- Education: Smith College
- Occupations: President and director of Film Forum

= Karen Cooper =

Karen Cooper is the president and director of the New York City-based independent, nonprofit cinema Film Forum.

==Biography==
Karen Cooper has served as director of Film Forum since 1972, presiding over the growth of the nonprofit Manhattan movie house from a 50-seat screening room to its present-day incarnation: a four-screen cinema, located in lower Manhattan. Today considered one of America's leading venues for new American independent and foreign art house features, Cooper oversees programming and selects premieres for Film Forum alongside associate Mike Maggiore. The theater is also renowned for its international and domestic repertory programming, curated by Bruce Goldstein.

Under Cooper, Film Forum introduced the early films of New German Cinema filmmakers Rainer Werner Fassbinder, Wim Wenders, and Werner Herzog in the 1970s. The 1980s saw Cooper bringing such documentaries as The Atomic Cafe and Henry Hampton's Eyes on the Prize to the theater's screens.

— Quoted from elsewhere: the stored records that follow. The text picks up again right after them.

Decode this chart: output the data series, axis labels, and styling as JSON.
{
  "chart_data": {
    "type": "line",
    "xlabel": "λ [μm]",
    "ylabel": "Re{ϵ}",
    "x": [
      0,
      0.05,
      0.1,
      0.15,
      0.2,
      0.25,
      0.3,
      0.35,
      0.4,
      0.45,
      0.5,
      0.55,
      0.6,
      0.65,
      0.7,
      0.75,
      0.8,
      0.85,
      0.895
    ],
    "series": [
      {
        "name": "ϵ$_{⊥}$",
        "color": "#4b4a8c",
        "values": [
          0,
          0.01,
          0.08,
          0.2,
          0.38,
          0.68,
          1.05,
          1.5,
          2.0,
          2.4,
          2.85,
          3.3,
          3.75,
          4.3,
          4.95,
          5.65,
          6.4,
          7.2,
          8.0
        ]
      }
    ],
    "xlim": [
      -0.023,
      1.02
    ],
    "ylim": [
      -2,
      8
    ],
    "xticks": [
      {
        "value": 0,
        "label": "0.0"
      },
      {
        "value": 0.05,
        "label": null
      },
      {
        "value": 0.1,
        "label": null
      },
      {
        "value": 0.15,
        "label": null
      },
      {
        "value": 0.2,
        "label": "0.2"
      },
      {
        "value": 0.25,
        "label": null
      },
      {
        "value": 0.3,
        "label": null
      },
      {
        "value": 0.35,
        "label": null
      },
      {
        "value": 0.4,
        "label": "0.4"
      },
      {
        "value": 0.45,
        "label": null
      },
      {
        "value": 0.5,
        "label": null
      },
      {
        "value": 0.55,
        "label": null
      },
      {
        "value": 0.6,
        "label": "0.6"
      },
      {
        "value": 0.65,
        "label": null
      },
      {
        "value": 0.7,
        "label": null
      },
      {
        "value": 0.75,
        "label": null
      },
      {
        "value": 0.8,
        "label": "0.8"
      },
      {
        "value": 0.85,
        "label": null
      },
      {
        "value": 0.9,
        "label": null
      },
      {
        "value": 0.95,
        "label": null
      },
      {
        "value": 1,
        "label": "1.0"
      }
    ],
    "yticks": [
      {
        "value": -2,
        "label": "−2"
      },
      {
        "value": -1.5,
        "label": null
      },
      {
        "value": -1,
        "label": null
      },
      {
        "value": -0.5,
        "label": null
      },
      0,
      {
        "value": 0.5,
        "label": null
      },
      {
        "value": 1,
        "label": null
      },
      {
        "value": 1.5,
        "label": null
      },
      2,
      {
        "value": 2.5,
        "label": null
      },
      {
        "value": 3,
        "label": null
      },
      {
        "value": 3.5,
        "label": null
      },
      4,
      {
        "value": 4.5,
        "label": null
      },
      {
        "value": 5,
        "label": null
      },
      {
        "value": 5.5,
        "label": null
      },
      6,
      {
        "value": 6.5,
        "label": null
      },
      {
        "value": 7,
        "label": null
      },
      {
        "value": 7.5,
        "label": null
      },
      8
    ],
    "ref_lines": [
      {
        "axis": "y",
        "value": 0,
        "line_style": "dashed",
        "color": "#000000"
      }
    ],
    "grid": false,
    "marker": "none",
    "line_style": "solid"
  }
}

In the pursuing decades, various films and documentaries have been presented by Cooper to Film Forum and New York audiences at large, by such filmmakers as Allison Anders, Chris Marker, Albert Maysles, Bruce Weber, and Asghar Farhadi. Recently, Film Forum premiered Maren Ade's Toni Erdmann and Raoul Peck's I Am Not Your Negro, both of which were nominated at the 89th Academy Awards.

In addition to her work at Film Forum, Cooper has served as juror at film festivals worldwide, including those in Naples, Morelia (Mexico), Oberhausen, Leipzig, Vancouver, Sarajevo, Amsterdam, and Copenhagen. She has also served on funding panels for the National Endowment on the Arts, the NYC Department of Cultural Affairs, and the NYS Council on the Arts. She is the recipient of Brandeis University's Citation for Film, the New York Film Critics Special Award for Programming, New York Women in Film's MUSE Award and the Municipal Art Society's Certificate of Merit. In 2010, the Museum of Modern Art paid tribute to Cooper with Karen Cooper Carte Blanche: 40 Years of Documentary Premieres at Film Forum.

==Personal life==
A graduate of Smith College, Cooper received an Honorary Doctorate from the American Film Institute in 1995.
She is a longtime resident of Greenwich Village and is married to George Griffin, an experimental animator.